No circularity: pure observational extraction from time series

full rationale

The paper performs direct data analysis on observed time series from eight spectral lines: boundary identification, POD decomposition of oscillations, frequency power spectra, eigenvalue fractions, and cross-line wavelet phase differences. All reported quantities (1-2 mHz sausage dominance at 66-86%, 2-3.5 mHz fluting at 4-10%, ~50° phase gradient) are computed outputs from the input data and standard methods (POD, wavelets). No step reduces a claimed prediction or eigenmode identification to a fitted parameter defined from the same data, nor relies on self-citation chains for uniqueness or ansatz.

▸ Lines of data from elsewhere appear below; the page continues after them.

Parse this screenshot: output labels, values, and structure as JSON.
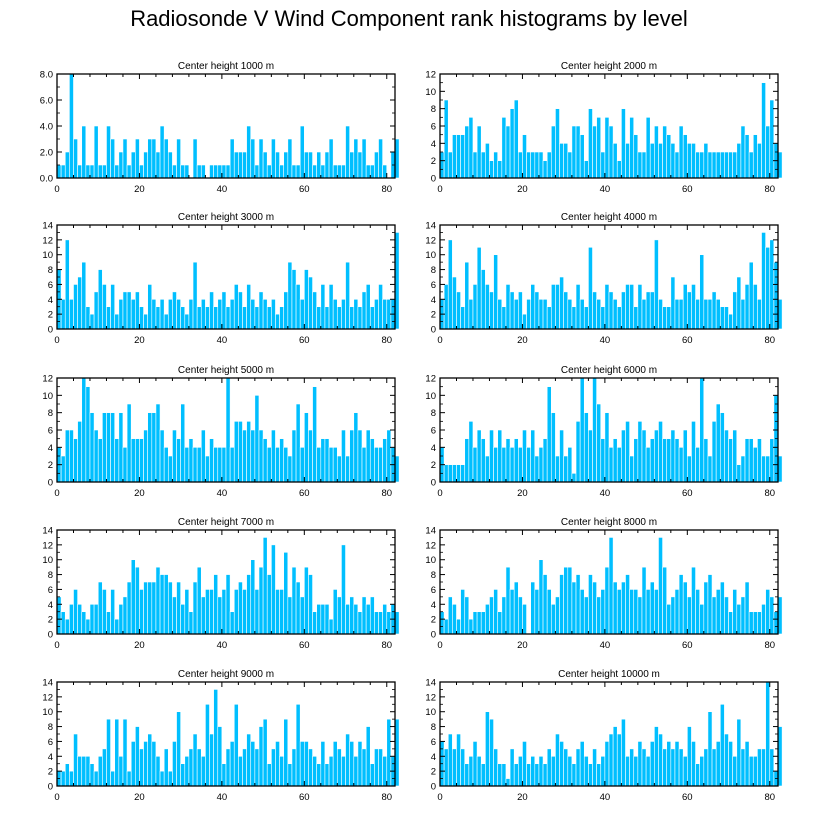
{
  "figure_title": "Radiosonde V Wind Component rank histograms by level",
  "colors": {
    "bar_fill": "#00BFFF",
    "bar_edge": "#ffffff",
    "axis": "#000000",
    "background": "#ffffff"
  },
  "chart_data": [
    {
      "type": "bar",
      "title": "Center height 1000 m",
      "xlim": [
        0,
        82
      ],
      "xticks": [
        0,
        20,
        40,
        60,
        80
      ],
      "ylim": [
        0,
        8
      ],
      "yticks": [
        0,
        2,
        4,
        6,
        8
      ],
      "ytick_labels": [
        "0.0",
        "2.0",
        "4.0",
        "6.0",
        "8.0"
      ],
      "values": [
        1,
        1,
        2,
        8,
        3,
        1,
        4,
        1,
        1,
        4,
        1,
        1,
        4,
        3,
        1,
        2,
        3,
        1,
        2,
        3,
        1,
        2,
        3,
        3,
        2,
        4,
        3,
        2,
        1,
        3,
        1,
        1,
        0,
        3,
        1,
        1,
        0,
        1,
        1,
        1,
        1,
        1,
        3,
        2,
        2,
        2,
        4,
        3,
        1,
        3,
        2,
        1,
        3,
        2,
        1,
        2,
        3,
        1,
        1,
        4,
        2,
        2,
        1,
        2,
        1,
        2,
        3,
        1,
        1,
        1,
        4,
        2,
        3,
        2,
        3,
        1,
        1,
        2,
        3,
        1,
        0,
        2,
        3
      ]
    },
    {
      "type": "bar",
      "title": "Center height 2000 m",
      "xlim": [
        0,
        82
      ],
      "xticks": [
        0,
        20,
        40,
        60,
        80
      ],
      "ylim": [
        0,
        12
      ],
      "yticks": [
        0,
        2,
        4,
        6,
        8,
        10,
        12
      ],
      "ytick_labels": [
        "0",
        "2",
        "4",
        "6",
        "8",
        "10",
        "12"
      ],
      "values": [
        3,
        9,
        3,
        5,
        5,
        5,
        6,
        7,
        3,
        6,
        3,
        4,
        2,
        3,
        2,
        7,
        6,
        8,
        9,
        3,
        5,
        3,
        3,
        3,
        3,
        2,
        3,
        6,
        8,
        4,
        4,
        3,
        6,
        6,
        5,
        2,
        8,
        6,
        7,
        3,
        7,
        6,
        4,
        2,
        8,
        4,
        7,
        5,
        3,
        3,
        7,
        4,
        6,
        4,
        6,
        5,
        4,
        3,
        6,
        5,
        4,
        4,
        3,
        3,
        4,
        3,
        3,
        3,
        3,
        3,
        3,
        3,
        4,
        6,
        5,
        3,
        5,
        4,
        11,
        6,
        9,
        4,
        3
      ]
    },
    {
      "type": "bar",
      "title": "Center height 3000 m",
      "xlim": [
        0,
        82
      ],
      "xticks": [
        0,
        20,
        40,
        60,
        80
      ],
      "ylim": [
        0,
        14
      ],
      "yticks": [
        0,
        2,
        4,
        6,
        8,
        10,
        12,
        14
      ],
      "ytick_labels": [
        "0",
        "2",
        "4",
        "6",
        "8",
        "10",
        "12",
        "14"
      ],
      "values": [
        8,
        4,
        12,
        4,
        6,
        7,
        9,
        3,
        2,
        5,
        8,
        6,
        3,
        6,
        2,
        4,
        5,
        5,
        4,
        5,
        3,
        2,
        6,
        4,
        3,
        4,
        2,
        4,
        5,
        4,
        3,
        2,
        4,
        9,
        3,
        4,
        3,
        5,
        3,
        4,
        5,
        3,
        4,
        6,
        5,
        3,
        6,
        4,
        3,
        5,
        4,
        3,
        4,
        2,
        3,
        5,
        9,
        8,
        6,
        4,
        8,
        7,
        5,
        3,
        6,
        3,
        6,
        4,
        3,
        4,
        9,
        3,
        4,
        3,
        5,
        6,
        3,
        4,
        6,
        4,
        4,
        4,
        13
      ]
    },
    {
      "type": "bar",
      "title": "Center height 4000 m",
      "xlim": [
        0,
        82
      ],
      "xticks": [
        0,
        20,
        40,
        60,
        80
      ],
      "ylim": [
        0,
        14
      ],
      "yticks": [
        0,
        2,
        4,
        6,
        8,
        10,
        12,
        14
      ],
      "ytick_labels": [
        "0",
        "2",
        "4",
        "6",
        "8",
        "10",
        "12",
        "14"
      ],
      "values": [
        4,
        6,
        12,
        7,
        5,
        3,
        9,
        4,
        6,
        11,
        8,
        6,
        5,
        10,
        4,
        3,
        6,
        5,
        4,
        5,
        2,
        4,
        6,
        5,
        4,
        4,
        3,
        6,
        6,
        7,
        5,
        4,
        3,
        6,
        4,
        3,
        11,
        5,
        4,
        3,
        6,
        5,
        4,
        3,
        5,
        6,
        6,
        3,
        6,
        4,
        5,
        5,
        12,
        4,
        3,
        3,
        7,
        4,
        4,
        6,
        5,
        6,
        4,
        10,
        4,
        4,
        5,
        4,
        3,
        3,
        2,
        5,
        7,
        4,
        6,
        9,
        6,
        4,
        13,
        11,
        12,
        9,
        4
      ]
    },
    {
      "type": "bar",
      "title": "Center height 5000 m",
      "xlim": [
        0,
        82
      ],
      "xticks": [
        0,
        20,
        40,
        60,
        80
      ],
      "ylim": [
        0,
        12
      ],
      "yticks": [
        0,
        2,
        4,
        6,
        8,
        10,
        12
      ],
      "ytick_labels": [
        "0",
        "2",
        "4",
        "6",
        "8",
        "10",
        "12"
      ],
      "values": [
        4,
        3,
        6,
        6,
        5,
        7,
        12,
        11,
        8,
        6,
        5,
        8,
        8,
        8,
        5,
        8,
        4,
        9,
        5,
        5,
        5,
        6,
        8,
        8,
        9,
        6,
        4,
        3,
        6,
        5,
        9,
        4,
        5,
        4,
        4,
        6,
        3,
        5,
        4,
        4,
        4,
        12,
        4,
        7,
        7,
        6,
        7,
        6,
        10,
        6,
        5,
        4,
        6,
        4,
        5,
        4,
        3,
        6,
        9,
        4,
        8,
        6,
        11,
        4,
        5,
        5,
        4,
        4,
        3,
        6,
        3,
        6,
        8,
        6,
        4,
        6,
        5,
        4,
        4,
        5,
        6,
        4,
        3
      ]
    },
    {
      "type": "bar",
      "title": "Center height 6000 m",
      "xlim": [
        0,
        82
      ],
      "xticks": [
        0,
        20,
        40,
        60,
        80
      ],
      "ylim": [
        0,
        12
      ],
      "yticks": [
        0,
        2,
        4,
        6,
        8,
        10,
        12
      ],
      "ytick_labels": [
        "0",
        "2",
        "4",
        "6",
        "8",
        "10",
        "12"
      ],
      "values": [
        4,
        2,
        2,
        2,
        2,
        2,
        5,
        7,
        4,
        6,
        5,
        3,
        6,
        4,
        6,
        4,
        5,
        4,
        5,
        4,
        6,
        4,
        6,
        3,
        4,
        5,
        11,
        8,
        3,
        6,
        3,
        4,
        1,
        7,
        12,
        8,
        6,
        12,
        9,
        5,
        8,
        4,
        5,
        4,
        6,
        7,
        3,
        5,
        7,
        6,
        4,
        5,
        6,
        7,
        5,
        5,
        6,
        5,
        4,
        6,
        3,
        7,
        4,
        12,
        5,
        3,
        7,
        9,
        8,
        6,
        5,
        6,
        2,
        3,
        5,
        5,
        4,
        5,
        3,
        3,
        5,
        10,
        3
      ]
    },
    {
      "type": "bar",
      "title": "Center height 7000 m",
      "xlim": [
        0,
        82
      ],
      "xticks": [
        0,
        20,
        40,
        60,
        80
      ],
      "ylim": [
        0,
        14
      ],
      "yticks": [
        0,
        2,
        4,
        6,
        8,
        10,
        12,
        14
      ],
      "ytick_labels": [
        "0",
        "2",
        "4",
        "6",
        "8",
        "10",
        "12",
        "14"
      ],
      "values": [
        5,
        3,
        2,
        4,
        6,
        4,
        3,
        2,
        4,
        4,
        7,
        6,
        3,
        6,
        2,
        4,
        5,
        7,
        10,
        9,
        6,
        7,
        7,
        7,
        9,
        8,
        8,
        7,
        5,
        7,
        4,
        6,
        3,
        7,
        9,
        5,
        6,
        6,
        8,
        5,
        6,
        8,
        3,
        6,
        7,
        6,
        8,
        10,
        6,
        9,
        13,
        8,
        12,
        6,
        6,
        11,
        5,
        9,
        7,
        5,
        9,
        8,
        3,
        4,
        4,
        4,
        2,
        6,
        5,
        12,
        4,
        5,
        4,
        3,
        5,
        4,
        5,
        3,
        3,
        4,
        3,
        4,
        3
      ]
    },
    {
      "type": "bar",
      "title": "Center height 8000 m",
      "xlim": [
        0,
        82
      ],
      "xticks": [
        0,
        20,
        40,
        60,
        80
      ],
      "ylim": [
        0,
        14
      ],
      "yticks": [
        0,
        2,
        4,
        6,
        8,
        10,
        12,
        14
      ],
      "ytick_labels": [
        "0",
        "2",
        "4",
        "6",
        "8",
        "10",
        "12",
        "14"
      ],
      "values": [
        3,
        2,
        5,
        4,
        2,
        6,
        5,
        2,
        3,
        3,
        3,
        4,
        5,
        6,
        3,
        5,
        9,
        6,
        7,
        5,
        4,
        0,
        7,
        6,
        10,
        8,
        6,
        4,
        5,
        8,
        9,
        9,
        7,
        8,
        6,
        5,
        8,
        7,
        5,
        6,
        9,
        13,
        7,
        6,
        7,
        8,
        6,
        6,
        5,
        9,
        6,
        7,
        6,
        13,
        9,
        4,
        5,
        6,
        8,
        7,
        5,
        9,
        6,
        4,
        7,
        8,
        5,
        6,
        7,
        5,
        3,
        6,
        4,
        5,
        7,
        3,
        3,
        3,
        4,
        6,
        5,
        3,
        5
      ]
    },
    {
      "type": "bar",
      "title": "Center height 9000 m",
      "xlim": [
        0,
        82
      ],
      "xticks": [
        0,
        20,
        40,
        60,
        80
      ],
      "ylim": [
        0,
        14
      ],
      "yticks": [
        0,
        2,
        4,
        6,
        8,
        10,
        12,
        14
      ],
      "ytick_labels": [
        "0",
        "2",
        "4",
        "6",
        "8",
        "10",
        "12",
        "14"
      ],
      "values": [
        2,
        2,
        3,
        2,
        7,
        4,
        4,
        4,
        3,
        2,
        4,
        5,
        9,
        2,
        9,
        4,
        9,
        2,
        6,
        8,
        5,
        6,
        7,
        6,
        4,
        2,
        5,
        2,
        6,
        10,
        3,
        4,
        5,
        7,
        5,
        4,
        11,
        7,
        13,
        8,
        3,
        5,
        6,
        11,
        4,
        5,
        7,
        6,
        5,
        8,
        9,
        3,
        5,
        6,
        4,
        9,
        3,
        5,
        11,
        6,
        6,
        5,
        4,
        3,
        6,
        3,
        4,
        6,
        5,
        4,
        7,
        6,
        4,
        6,
        5,
        8,
        3,
        5,
        5,
        4,
        9,
        4,
        9
      ]
    },
    {
      "type": "bar",
      "title": "Center height 10000 m",
      "xlim": [
        0,
        82
      ],
      "xticks": [
        0,
        20,
        40,
        60,
        80
      ],
      "ylim": [
        0,
        14
      ],
      "yticks": [
        0,
        2,
        4,
        6,
        8,
        10,
        12,
        14
      ],
      "ytick_labels": [
        "0",
        "2",
        "4",
        "6",
        "8",
        "10",
        "12",
        "14"
      ],
      "values": [
        6,
        5,
        7,
        5,
        7,
        5,
        3,
        4,
        6,
        4,
        3,
        10,
        9,
        5,
        3,
        3,
        1,
        5,
        3,
        4,
        6,
        3,
        4,
        3,
        4,
        3,
        5,
        4,
        7,
        6,
        5,
        4,
        3,
        5,
        6,
        4,
        3,
        5,
        3,
        4,
        6,
        7,
        8,
        7,
        9,
        4,
        5,
        4,
        6,
        5,
        4,
        6,
        8,
        7,
        5,
        6,
        5,
        6,
        5,
        4,
        8,
        6,
        3,
        4,
        5,
        10,
        5,
        6,
        11,
        7,
        6,
        4,
        9,
        5,
        6,
        4,
        4,
        5,
        5,
        14,
        5,
        2,
        8
      ]
    }
  ]
}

Formation-height estimates are external inputs from literature/models, not internally derived quantities renamed as results. The derivation chain is therefore self-contained and non-circular.

Axiom & Free-Parameter Ledger

0 free parameters · 2 axioms · 0 invented entities

The central claim rests on standard mathematical properties of POD and wavelet analysis plus domain assumptions about spectral-line formation heights and the correspondence between boundary oscillations and MHD eigenmodes; no free parameters are fitted to produce the reported frequencies or phases, and no new physical entities are introduced.

axioms (2)
  • domain assumption Proper orthogonal decomposition applied to pore-boundary time series separates axisymmetric sausage and m=2 fluting eigenmodes.
    The paper interprets the first two POD modes as sausage and fluting on the basis of symmetry and azimuthal wavenumber.
  • domain assumption The eight spectral lines form at sufficiently separated heights to permit meaningful cross-line phase comparison.
    The multi-height analysis depends on the estimated formation heights stated in the abstract.